Он бросился в ворота и заспешил на станцию.
Дома он застал одних сыновей, которые сидели в маленькой комнате. На вопрос, где мама, они ответили:
– Она вышла, папа.
– Это я вижу. Я спросил, где она.
– Мама не сказала нам, куда идет.
Йезад отправился на кухню ставить чайник.
Из большой комнаты послышался слабый голос Наримана – ему требовалась утка.
Джехангир прибежал на кухню.
– По-моему, дедушке нужно пи-пи.
Йезада тронула заботливость сына, но он был тверд.
– Мы уже говорили об этом на прошлой неделе, верно?
– Да, папа, но я думаю, что сейчас ему очень нужно.
– Слушай, Джехангла, когда твоего деда спихнули на нас, я дал себе слово, что не дотронусь ни до его утки, ни до судна. И вы тоже.
Джехангир с недоумением слушал отца, потому что в отцовском голосе звучала печаль.
– Но он может намочить постель!
– Не твоя печаль.

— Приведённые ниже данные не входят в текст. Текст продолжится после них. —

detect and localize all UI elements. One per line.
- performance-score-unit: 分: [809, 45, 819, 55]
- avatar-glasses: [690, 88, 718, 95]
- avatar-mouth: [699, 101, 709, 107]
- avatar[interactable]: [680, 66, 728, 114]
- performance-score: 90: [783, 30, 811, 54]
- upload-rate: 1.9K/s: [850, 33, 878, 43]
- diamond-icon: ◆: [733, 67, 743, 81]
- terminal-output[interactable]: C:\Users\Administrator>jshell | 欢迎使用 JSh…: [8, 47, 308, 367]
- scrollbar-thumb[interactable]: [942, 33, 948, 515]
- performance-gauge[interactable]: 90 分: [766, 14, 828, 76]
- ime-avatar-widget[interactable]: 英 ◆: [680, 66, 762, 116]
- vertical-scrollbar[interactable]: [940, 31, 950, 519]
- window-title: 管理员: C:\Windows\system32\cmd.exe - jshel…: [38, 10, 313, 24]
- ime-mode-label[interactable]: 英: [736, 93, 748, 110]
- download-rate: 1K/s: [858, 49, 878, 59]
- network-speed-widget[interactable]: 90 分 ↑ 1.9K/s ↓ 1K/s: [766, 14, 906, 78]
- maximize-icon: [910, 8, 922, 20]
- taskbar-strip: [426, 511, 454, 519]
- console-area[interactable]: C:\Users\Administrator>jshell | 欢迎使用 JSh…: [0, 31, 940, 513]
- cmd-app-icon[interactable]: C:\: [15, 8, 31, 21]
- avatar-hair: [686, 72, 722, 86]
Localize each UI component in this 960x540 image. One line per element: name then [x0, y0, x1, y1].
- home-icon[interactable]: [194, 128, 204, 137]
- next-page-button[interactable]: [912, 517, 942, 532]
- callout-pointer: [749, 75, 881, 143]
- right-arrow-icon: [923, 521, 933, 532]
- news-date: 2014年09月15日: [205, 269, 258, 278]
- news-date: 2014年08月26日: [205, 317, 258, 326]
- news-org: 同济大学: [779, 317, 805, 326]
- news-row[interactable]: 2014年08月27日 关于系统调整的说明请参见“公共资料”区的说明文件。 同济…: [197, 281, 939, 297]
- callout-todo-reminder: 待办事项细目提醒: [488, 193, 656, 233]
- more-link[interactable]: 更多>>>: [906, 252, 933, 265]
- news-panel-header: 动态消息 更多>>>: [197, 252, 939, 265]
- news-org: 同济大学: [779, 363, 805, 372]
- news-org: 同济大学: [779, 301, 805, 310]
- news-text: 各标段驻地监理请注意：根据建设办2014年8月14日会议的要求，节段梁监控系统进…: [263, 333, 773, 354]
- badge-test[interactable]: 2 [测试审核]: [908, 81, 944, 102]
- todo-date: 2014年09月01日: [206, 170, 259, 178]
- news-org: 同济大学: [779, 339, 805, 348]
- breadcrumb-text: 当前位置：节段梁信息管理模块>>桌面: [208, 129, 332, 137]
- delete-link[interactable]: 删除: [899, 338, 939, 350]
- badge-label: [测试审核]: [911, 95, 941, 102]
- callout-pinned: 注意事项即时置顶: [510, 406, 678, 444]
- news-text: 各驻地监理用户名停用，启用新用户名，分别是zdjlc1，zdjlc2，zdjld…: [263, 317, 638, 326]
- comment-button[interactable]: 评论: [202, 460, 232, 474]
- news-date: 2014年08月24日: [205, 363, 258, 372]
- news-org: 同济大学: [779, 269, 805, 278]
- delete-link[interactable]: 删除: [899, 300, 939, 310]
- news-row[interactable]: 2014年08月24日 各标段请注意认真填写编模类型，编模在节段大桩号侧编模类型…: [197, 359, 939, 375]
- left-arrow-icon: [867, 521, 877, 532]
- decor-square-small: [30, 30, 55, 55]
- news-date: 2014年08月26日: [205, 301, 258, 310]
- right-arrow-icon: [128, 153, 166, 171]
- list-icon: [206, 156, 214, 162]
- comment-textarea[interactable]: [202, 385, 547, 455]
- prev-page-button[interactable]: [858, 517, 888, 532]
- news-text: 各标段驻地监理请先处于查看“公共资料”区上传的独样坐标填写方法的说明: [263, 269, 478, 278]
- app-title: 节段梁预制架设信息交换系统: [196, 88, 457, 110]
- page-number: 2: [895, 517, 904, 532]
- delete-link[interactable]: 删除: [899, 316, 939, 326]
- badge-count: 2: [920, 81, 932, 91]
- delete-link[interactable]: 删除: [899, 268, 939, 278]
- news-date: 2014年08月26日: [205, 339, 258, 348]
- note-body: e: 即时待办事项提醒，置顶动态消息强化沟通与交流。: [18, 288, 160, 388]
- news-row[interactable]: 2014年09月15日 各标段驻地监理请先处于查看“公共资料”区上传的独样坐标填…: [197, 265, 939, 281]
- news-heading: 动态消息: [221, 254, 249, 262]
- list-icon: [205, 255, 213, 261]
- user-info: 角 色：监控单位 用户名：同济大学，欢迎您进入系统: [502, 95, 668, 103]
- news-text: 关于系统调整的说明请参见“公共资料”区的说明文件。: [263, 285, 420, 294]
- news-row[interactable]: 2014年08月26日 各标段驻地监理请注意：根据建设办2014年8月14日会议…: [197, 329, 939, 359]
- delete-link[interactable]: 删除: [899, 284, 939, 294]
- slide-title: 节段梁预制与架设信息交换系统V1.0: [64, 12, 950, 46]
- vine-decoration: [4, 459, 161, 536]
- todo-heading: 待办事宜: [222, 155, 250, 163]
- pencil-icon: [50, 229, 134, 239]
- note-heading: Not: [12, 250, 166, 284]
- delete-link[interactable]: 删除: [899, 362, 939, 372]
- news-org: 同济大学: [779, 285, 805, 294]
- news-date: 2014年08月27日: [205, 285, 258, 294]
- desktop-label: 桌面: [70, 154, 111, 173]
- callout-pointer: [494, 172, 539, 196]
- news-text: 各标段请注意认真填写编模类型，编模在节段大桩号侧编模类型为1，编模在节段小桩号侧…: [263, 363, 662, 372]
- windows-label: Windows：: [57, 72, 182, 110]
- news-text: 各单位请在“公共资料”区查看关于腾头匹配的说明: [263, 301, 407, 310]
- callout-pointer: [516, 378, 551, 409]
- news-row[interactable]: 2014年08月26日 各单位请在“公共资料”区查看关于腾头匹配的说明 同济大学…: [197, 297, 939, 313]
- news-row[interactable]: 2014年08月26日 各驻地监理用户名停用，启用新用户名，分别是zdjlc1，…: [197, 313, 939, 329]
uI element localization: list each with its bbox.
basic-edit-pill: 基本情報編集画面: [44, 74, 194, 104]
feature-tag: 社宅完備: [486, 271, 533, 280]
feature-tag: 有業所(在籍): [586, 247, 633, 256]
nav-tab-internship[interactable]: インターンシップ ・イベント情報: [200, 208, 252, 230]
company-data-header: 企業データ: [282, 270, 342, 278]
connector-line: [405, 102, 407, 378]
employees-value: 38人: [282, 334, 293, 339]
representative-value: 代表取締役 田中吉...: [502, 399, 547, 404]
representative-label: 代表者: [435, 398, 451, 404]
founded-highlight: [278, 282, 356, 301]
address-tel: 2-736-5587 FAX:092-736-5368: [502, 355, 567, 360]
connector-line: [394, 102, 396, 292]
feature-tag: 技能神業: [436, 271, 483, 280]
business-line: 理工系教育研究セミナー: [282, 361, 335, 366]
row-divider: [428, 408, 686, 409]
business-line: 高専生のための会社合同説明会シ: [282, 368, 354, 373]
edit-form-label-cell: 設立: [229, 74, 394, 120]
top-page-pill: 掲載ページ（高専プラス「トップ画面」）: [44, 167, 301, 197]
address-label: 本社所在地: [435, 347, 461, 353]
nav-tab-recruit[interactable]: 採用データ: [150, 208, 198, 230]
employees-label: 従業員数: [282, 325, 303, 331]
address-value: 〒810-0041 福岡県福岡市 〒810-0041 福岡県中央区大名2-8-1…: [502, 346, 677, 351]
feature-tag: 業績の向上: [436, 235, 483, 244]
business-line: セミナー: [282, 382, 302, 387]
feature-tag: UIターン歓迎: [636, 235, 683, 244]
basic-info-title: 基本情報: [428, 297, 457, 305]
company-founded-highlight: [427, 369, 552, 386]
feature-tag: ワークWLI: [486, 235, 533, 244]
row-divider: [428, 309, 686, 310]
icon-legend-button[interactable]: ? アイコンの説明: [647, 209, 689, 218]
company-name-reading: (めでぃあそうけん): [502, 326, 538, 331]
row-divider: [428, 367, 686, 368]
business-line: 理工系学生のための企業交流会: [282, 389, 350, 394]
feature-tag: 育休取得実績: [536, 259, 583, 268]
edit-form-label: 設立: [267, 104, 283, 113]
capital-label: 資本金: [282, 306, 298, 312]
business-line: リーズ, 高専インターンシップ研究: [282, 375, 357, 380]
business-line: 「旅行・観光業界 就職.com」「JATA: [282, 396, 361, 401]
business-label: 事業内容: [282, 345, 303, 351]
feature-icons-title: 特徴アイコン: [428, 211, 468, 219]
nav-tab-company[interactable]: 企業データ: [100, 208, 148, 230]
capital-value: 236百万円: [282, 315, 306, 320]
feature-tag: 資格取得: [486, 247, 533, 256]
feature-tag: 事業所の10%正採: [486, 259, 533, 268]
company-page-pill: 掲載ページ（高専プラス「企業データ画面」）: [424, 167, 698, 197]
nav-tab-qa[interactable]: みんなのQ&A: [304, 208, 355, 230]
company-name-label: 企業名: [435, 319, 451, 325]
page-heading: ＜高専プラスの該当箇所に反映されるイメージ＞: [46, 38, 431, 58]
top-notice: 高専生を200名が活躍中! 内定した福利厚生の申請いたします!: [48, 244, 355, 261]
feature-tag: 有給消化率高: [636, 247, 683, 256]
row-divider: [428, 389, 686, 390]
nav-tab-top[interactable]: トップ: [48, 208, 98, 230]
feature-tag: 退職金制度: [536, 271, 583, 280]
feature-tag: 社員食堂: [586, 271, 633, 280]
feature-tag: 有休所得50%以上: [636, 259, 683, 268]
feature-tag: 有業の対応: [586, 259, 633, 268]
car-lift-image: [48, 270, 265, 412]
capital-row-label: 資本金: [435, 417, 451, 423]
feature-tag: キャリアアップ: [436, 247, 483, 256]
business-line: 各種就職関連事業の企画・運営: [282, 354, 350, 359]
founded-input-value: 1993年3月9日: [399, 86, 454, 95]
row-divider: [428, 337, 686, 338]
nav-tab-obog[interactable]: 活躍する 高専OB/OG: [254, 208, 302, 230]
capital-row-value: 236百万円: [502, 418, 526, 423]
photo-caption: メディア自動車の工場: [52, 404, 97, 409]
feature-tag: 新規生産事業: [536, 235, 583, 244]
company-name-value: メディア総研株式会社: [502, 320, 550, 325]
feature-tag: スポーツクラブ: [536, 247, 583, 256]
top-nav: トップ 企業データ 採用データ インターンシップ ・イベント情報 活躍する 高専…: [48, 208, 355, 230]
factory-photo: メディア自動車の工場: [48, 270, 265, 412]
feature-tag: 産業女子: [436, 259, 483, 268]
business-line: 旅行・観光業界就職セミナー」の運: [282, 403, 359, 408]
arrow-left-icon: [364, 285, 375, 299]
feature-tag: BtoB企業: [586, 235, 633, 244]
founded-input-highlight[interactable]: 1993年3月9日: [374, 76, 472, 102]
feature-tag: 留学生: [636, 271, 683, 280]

Иди уроки делай.
Джехангир, ссутулившись, поплелся вон.
Дедушка снова позвал:
– Пожалуйста, я больше не могу терпеть… – и тихонько заплакал.
Йезад налил себе чаю, размешав в нем свои горести. Сделал глоток из блюдечка, потом допил из чашки. У Роксаны чай получается лучше.
Поставил на стол чашку с блюдцем, заглянул в комнату к мальчикам. Вышел на балкон и оперся о перила. Неужели он превращается в одного из этих жалких мужей, которые являют собой пример добродушия везде, кроме собственного дома, где они тиранят близких?
Нет же, нет, не может быть. Просто у него похитили жизнь, ту жизнь, которой он жил еще несколько месяцев назад. Роксанино семейство украло у него мир и покой. И пока он не восстановит их, ему придется мириться с убожеством этого заточения в четырех стенах, которые совсем недавно укрывали его от брутальности города.
Надо было остаться в храме, вместо того чтобы торопиться сюда. Обратно в мерзкую комнату, пропахшую тошнотворными запахами болезни. Впрочем, какой толк от храма – не может же он поселиться там. Значит, его всегда будет дожидаться эта мерзость.